Seven things it does carefully.
HMAC algorithms
HS256, HS384, HS512 — backed by CryptoKit. Sign and verify with a shared secret.
RSA algorithms
RS256, RS384, RS512 — backed by the Security framework. PEM-formatted keys, sign with private, verify with public.
Adaptive UI
The interface morphs based on algorithm — secret-key field for HMAC, public/private key fields for RSA.
Auto-detect on decode
Paste a token; the algorithm is read from the header and the right inputs appear.
Header / payload / signature
Three panes, each clearly labelled. Edit any of them; encode rebuilds the token.
Sample keys
Paste a token without a key and the sample RSA pair fills in — useful for sanity-checking decoding.
Verify status
Decoded tokens show a clear "verified" / "invalid signature" badge; valid tokens get a green tick.
Four moves around a JWT.
Pick algorithm
HMAC for shared-secret tokens, RSA for asymmetric. Or paste a token and let the header tell us.
Provide a key
HMAC: a secret string. RSA: a PEM-formatted key. The fields adapt as the algorithm changes.
Encode or decode
Edit the header / payload to encode; paste a token to decode.
Read the verdict
"Verified" or "Invalid signature" — clearly displayed. Copy the token or the claims.

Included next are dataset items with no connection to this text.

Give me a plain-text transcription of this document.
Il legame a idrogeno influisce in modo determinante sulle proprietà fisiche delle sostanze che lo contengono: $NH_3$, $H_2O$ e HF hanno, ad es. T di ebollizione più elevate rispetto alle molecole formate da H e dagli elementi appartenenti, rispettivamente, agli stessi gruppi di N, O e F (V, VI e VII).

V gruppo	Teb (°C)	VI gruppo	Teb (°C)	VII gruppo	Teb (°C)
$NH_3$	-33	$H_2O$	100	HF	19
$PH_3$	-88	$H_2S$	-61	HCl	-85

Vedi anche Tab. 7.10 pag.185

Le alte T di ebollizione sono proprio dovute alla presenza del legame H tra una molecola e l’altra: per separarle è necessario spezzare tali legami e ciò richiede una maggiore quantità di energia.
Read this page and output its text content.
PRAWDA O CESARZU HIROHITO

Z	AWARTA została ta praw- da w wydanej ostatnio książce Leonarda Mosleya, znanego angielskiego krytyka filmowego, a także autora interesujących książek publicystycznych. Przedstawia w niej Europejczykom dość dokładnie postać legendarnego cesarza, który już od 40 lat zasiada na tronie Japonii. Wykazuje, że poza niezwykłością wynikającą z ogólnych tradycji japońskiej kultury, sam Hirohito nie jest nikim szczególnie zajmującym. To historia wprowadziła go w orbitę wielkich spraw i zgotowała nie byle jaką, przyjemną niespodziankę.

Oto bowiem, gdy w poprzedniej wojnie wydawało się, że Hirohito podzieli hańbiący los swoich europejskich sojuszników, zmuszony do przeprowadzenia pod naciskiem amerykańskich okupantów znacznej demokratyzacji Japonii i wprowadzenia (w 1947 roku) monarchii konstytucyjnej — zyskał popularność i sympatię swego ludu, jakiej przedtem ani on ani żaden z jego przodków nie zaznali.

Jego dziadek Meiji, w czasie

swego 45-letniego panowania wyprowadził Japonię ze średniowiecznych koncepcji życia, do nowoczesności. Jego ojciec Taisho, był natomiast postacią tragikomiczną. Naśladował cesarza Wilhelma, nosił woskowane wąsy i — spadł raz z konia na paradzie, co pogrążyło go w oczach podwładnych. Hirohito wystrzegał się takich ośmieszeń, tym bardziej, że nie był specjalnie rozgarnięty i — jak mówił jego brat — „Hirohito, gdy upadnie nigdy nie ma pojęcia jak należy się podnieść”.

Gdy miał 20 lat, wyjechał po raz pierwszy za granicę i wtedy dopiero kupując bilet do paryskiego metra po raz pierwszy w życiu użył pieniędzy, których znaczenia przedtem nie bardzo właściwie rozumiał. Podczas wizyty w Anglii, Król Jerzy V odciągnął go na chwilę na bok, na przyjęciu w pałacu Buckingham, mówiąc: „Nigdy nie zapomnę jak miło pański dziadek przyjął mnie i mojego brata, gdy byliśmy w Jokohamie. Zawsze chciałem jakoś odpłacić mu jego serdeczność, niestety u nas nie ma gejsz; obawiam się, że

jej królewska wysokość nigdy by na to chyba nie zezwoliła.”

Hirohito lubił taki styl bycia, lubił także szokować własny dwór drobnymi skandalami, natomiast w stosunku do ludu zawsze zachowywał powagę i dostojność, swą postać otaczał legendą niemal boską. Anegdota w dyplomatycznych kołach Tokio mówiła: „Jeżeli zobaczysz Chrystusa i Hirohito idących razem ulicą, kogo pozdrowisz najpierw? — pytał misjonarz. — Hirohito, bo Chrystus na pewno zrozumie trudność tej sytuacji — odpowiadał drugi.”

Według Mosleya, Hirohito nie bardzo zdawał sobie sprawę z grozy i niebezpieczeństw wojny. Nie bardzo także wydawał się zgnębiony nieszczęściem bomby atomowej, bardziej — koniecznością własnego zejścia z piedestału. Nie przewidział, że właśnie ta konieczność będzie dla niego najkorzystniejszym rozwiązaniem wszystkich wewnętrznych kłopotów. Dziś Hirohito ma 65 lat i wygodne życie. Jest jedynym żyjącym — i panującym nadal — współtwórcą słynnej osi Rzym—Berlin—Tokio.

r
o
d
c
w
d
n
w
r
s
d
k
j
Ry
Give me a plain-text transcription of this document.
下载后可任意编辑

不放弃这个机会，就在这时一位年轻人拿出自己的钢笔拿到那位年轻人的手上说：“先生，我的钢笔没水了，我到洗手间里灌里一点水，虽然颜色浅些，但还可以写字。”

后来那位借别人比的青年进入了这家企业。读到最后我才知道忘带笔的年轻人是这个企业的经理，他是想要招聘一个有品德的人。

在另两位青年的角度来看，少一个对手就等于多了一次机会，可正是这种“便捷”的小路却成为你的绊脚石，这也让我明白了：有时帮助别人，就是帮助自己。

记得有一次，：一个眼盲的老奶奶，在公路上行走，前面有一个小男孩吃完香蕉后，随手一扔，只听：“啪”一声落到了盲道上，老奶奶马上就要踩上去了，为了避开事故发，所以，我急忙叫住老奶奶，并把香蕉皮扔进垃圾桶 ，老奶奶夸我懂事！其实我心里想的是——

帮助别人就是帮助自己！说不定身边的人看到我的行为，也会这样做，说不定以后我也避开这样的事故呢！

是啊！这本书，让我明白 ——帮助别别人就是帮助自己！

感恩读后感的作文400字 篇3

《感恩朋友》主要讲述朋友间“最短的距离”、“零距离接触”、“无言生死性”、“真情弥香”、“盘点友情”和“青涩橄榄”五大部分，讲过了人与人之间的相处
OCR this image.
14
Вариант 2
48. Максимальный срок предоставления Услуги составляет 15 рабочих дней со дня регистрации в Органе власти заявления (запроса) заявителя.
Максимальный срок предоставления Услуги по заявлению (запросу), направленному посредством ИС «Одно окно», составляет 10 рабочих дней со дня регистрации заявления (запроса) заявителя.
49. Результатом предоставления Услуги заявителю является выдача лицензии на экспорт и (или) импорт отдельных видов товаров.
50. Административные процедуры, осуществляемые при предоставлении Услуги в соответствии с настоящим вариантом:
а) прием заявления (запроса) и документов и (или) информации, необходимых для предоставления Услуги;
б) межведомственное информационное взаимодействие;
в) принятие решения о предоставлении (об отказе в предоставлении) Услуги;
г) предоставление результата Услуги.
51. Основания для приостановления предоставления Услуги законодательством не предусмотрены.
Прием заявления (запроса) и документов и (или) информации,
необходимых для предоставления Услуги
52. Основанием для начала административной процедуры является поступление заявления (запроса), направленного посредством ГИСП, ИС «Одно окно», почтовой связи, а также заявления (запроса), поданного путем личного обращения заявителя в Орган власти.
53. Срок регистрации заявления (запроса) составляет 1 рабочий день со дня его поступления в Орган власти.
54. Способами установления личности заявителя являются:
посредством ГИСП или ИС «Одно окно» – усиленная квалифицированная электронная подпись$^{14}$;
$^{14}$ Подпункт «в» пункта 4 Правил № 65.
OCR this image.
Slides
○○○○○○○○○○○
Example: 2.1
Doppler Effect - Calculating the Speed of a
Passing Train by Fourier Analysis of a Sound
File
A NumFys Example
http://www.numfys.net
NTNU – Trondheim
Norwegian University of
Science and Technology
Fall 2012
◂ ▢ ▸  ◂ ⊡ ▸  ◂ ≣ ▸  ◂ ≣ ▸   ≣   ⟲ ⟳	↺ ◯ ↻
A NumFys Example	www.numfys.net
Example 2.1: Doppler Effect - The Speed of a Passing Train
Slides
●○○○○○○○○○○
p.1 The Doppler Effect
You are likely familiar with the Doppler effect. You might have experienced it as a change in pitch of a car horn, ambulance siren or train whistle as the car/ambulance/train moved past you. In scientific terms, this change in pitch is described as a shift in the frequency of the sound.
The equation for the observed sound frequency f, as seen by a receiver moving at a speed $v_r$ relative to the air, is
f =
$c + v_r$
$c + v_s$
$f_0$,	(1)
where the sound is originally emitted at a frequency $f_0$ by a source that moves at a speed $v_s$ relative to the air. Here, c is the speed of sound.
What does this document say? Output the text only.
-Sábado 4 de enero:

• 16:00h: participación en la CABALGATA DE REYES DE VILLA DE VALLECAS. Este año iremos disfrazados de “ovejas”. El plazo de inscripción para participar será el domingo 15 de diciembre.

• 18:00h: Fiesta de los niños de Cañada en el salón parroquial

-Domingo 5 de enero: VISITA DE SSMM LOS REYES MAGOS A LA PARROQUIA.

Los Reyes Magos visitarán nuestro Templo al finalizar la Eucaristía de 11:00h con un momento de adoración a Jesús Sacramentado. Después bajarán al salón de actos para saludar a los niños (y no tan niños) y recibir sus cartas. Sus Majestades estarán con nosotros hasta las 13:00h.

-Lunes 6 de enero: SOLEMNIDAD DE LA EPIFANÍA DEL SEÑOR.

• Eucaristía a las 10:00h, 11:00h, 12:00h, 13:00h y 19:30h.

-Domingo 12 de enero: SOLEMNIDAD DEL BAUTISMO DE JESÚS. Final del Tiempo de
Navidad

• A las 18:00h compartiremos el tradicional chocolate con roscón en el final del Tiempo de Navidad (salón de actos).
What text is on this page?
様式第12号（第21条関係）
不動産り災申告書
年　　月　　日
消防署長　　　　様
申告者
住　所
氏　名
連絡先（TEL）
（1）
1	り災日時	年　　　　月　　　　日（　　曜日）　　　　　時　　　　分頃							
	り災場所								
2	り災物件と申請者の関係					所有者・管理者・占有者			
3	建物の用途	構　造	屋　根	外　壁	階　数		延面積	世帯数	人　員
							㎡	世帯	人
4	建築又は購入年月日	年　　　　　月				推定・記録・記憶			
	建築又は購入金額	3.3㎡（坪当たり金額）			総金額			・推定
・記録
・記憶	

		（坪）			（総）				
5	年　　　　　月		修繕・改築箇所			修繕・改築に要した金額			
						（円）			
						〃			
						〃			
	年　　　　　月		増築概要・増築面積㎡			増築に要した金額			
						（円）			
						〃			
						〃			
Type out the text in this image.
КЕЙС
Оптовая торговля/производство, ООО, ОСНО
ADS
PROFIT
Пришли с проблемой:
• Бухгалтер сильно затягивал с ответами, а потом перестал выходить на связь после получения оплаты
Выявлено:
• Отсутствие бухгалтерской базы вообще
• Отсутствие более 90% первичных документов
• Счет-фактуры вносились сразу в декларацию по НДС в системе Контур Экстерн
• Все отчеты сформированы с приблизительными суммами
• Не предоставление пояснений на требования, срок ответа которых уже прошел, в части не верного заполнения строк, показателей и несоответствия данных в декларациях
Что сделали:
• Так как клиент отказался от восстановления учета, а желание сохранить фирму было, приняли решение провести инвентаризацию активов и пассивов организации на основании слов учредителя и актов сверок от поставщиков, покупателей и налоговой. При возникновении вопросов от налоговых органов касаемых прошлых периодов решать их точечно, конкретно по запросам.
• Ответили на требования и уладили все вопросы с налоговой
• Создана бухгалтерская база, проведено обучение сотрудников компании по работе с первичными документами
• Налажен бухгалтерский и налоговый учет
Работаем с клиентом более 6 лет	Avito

The work it actually does.
Inspecting tokens
Decode a JWT from a request header and read the claims without trusting an online tool with your secret.
Token generation
Sign a fresh token with a known key for testing flows that require specific claims.
Verification
Confirm a token was issued by the expected key. Mismatches are flagged immediately.
Header inspection
Read kid, typ, and alg headers when integrating with multiple identity providers.
HMAC ↔ RSA
Re-issue a token under a different algorithm when migrating signing infrastructure.
Fixture tokens
Generate canonical tokens for unit and integration tests, with controlled expiration claims.
Things people ask before they download.
Which algorithms are supported?
HS256, HS384, HS512 (HMAC); RS256, RS384, RS512 (RSA). Six in total, covering the bulk of real-world JWT usage.
How are RSA keys provided?
As PEM-formatted public and private keys. The tool ships with a sample pair; replace them with your own when signing real tokens.
Where does the cryptography come from?
Apple's first-party frameworks. CryptoKit handles HMAC; the Security framework handles RSA key import and signing.
Is the secret key stored?
Only in your local session, so the panel restores after relaunch. Keys never leave your machine; the tool makes no network calls.
Does it verify expiration claims?
The tool decodes exp, iat, and nbf as readable timestamps. Whether the token is currently valid is up to your context.
What happens when the signature is wrong?
The status badge shows "Invalid signature"; the decoded claims are still visible so you can see what was attempted.
Does this require network access?
No. JWT encode/decode is fully local.